La France rendue responsable du blocage de la situation au Sahara occidental

Le gouvernement français a fait encore une fois l’objet de sévères reproches quant à son soutien inconditionnel au Maroc dans le dossier du Sahara occidental qui oppose ce dernier au Front Polisario depuis 35 ans. Ainsi et pour la énième fois, le président sahraoui Mohamed Abdelaziz a exigé de la France plus de retenue dans sa stratégie s’agissant du conflit. S’exprimant dans une conférence animée à l’occasion du 37e anniversaire de la création du Front POLISARIO, et s’élevant contre «l’entêtement du Maroc et l’entrée en ligne de la France pour défendre le projet colonial marocain au Conseil de sécurité», M. Abdelaziz a invité le peuple sahraoui à «se préparer à toute éventualité», y compris celle de reprendre la lutte armée. Cet appel s’ajoute à celui des participants à la conférence internationale de solidarité avec la jeunesse et étudiants sahraouis tenue cette semaine à Alger. Dans leur résolution finale, les participants ont en effet dénoncé «la persistance de l’occupation illégale du Sahara occidental par le Maroc» et ce «avec l’appui de l’Espagne et de la France». Toujours au sujet de la position française, les participants ont insisté sur «la responsabilité de la France dans le blocage d’une solution politique respectueuse de la légalité internationale et son blocage de toute inclusion de la protection des droits de l’homme dans le mandat de la MINURSO». Les partisans d’une solution politique conforme aux résolutions onusiennes n’hésitent pas à incomber à la France toute la responsabilité des blocages et des dérapages qui peuvent survenir si jamais le statu quo perdure encore.
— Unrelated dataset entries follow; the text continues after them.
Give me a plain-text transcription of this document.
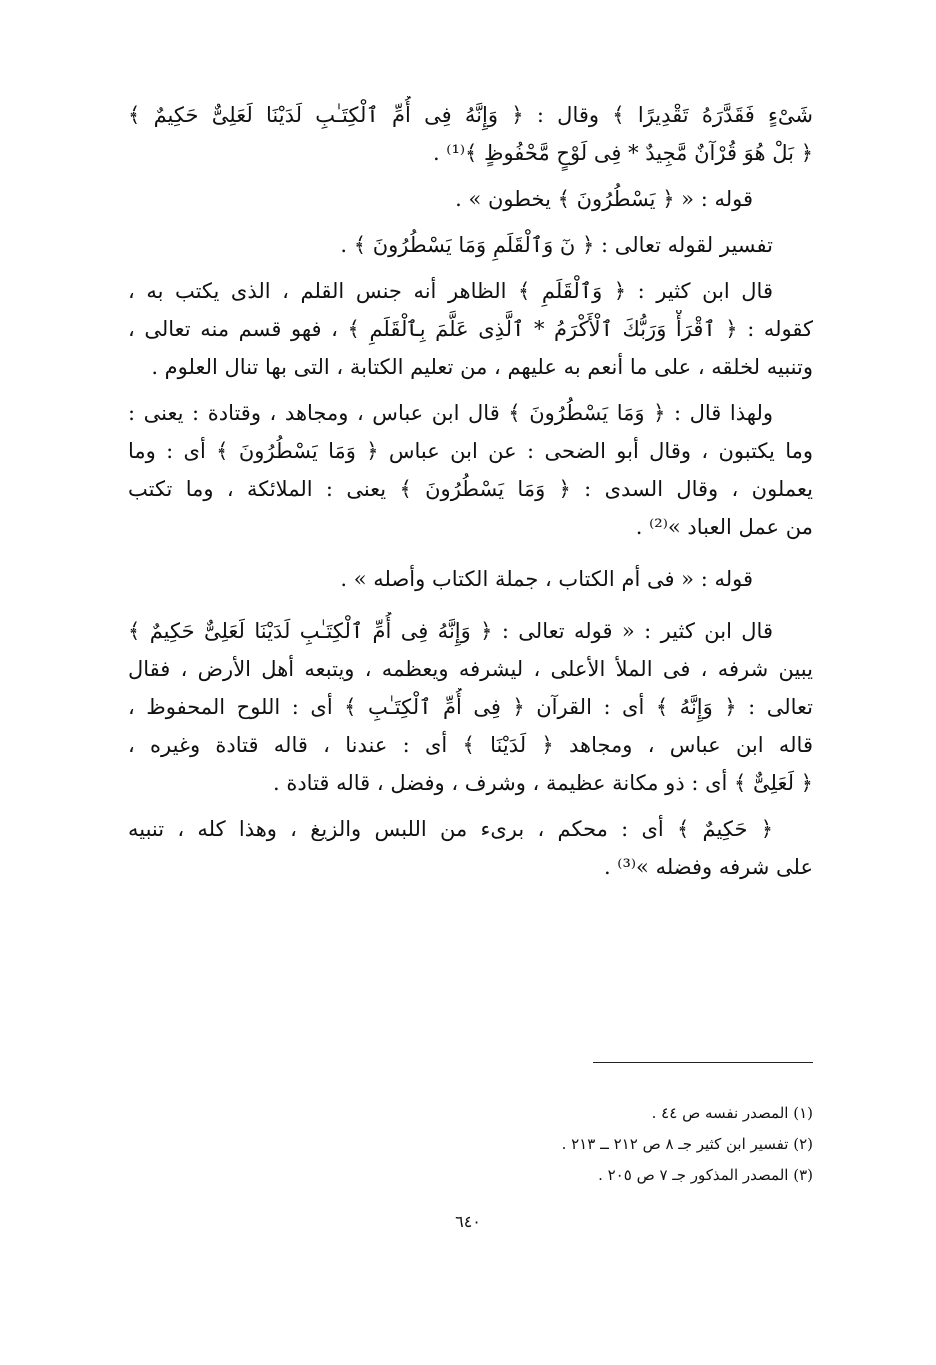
شَىْءٍ فَقَدَّرَهُ تَقْدِيرًا ﴾ وقال : ﴿ وَإِنَّهُ فِى أُمِّ ٱلْكِتَـٰبِ لَدَيْنَا لَعَلِىٌّ حَكِيمٌ ﴾
﴿ بَلْ هُوَ قُرْآنٌ مَّجِيدٌ * فِى لَوْحٍ مَّحْفُوظٍ ﴾⁽¹⁾ .
قوله : « ﴿ يَسْطُرُونَ ﴾ يخطون » .
تفسير لقوله تعالى : ﴿ نٓ وَٱلْقَلَمِ وَمَا يَسْطُرُونَ ﴾ .
قال ابن كثير : ﴿ وَٱلْقَلَمِ ﴾ الظاهر أنه جنس القلم ، الذى يكتب به ،
كقوله : ﴿ ٱقْرَأْ وَرَبُّكَ ٱلْأَكْرَمُ * ٱلَّذِى عَلَّمَ بِٱلْقَلَمِ ﴾ ، فهو قسم منه تعالى ،
وتنبيه لخلقه ، على ما أنعم به عليهم ، من تعليم الكتابة ، التى بها تنال العلوم .
ولهذا قال : ﴿ وَمَا يَسْطُرُونَ ﴾ قال ابن عباس ، ومجاهد ، وقتادة : يعنى :
وما يكتبون ، وقال أبو الضحى : عن ابن عباس ﴿ وَمَا يَسْطُرُونَ ﴾ أى : وما
يعملون ، وقال السدى : ﴿ وَمَا يَسْطُرُونَ ﴾ يعنى : الملائكة ، وما تكتب
من عمل العباد »⁽²⁾ .
قوله : « فى أم الكتاب ، جملة الكتاب وأصله » .
قال ابن كثير : « قوله تعالى : ﴿ وَإِنَّهُ فِى أُمِّ ٱلْكِتَـٰبِ لَدَيْنَا لَعَلِىٌّ حَكِيمٌ ﴾
يبين شرفه ، فى الملأ الأعلى ، ليشرفه ويعظمه ، ويتبعه أهل الأرض ، فقال
تعالى : ﴿ وَإِنَّهُ ﴾ أى : القرآن ﴿ فِى أُمِّ ٱلْكِتَـٰبِ ﴾ أى : اللوح المحفوظ ،
قاله ابن عباس ، ومجاهد ﴿ لَدَيْنَا ﴾ أى : عندنا ، قاله قتادة وغيره ،
﴿ لَعَلِىٌّ ﴾ أى : ذو مكانة عظيمة ، وشرف ، وفضل ، قاله قتادة .
﴿ حَكِيمٌ ﴾ أى : محكم ، برىء من اللبس والزيغ ، وهذا كله ، تنبيه
على شرفه وفضله »⁽³⁾ .
(١) المصدر نفسه ص ٤٤ .
(٢) تفسير ابن كثير جـ ٨ ص ٢١٢ ــ ٢١٣ .
(٣) المصدر المذكور جـ ٧ ص ٢٠٥ .
٦٤٠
Cela va de soit que «l’aggravation des violations des droits de l’homme dans les zones occupées, largement dénoncées et rapportées par les organisations internationales des droits de l’homme», soient camouflée par cette alliance maroco-française, poussant jusqu’au refus de toute dotation de la mission onusienne MINURSO d’un organisme dédié à la supervision des droits de l’homme aussi bien dans les territoires occupés que dans les camps des réfugiés de Tindouf. Et c’est dans le même ordre d’idées que les participants à cette conférence internationale d’Alger ont demandé à l’UE de «cesser de saboter le processus de l’ONU, de mettre fin à l’activité de ses compagnies dans les zones occupées du Sahara occidental et d’exercer des pressions sur le Maroc», afin que ce dernier procède à la libération «immédiate et sans conditions» de tous les prisonniers politiques sahraouis.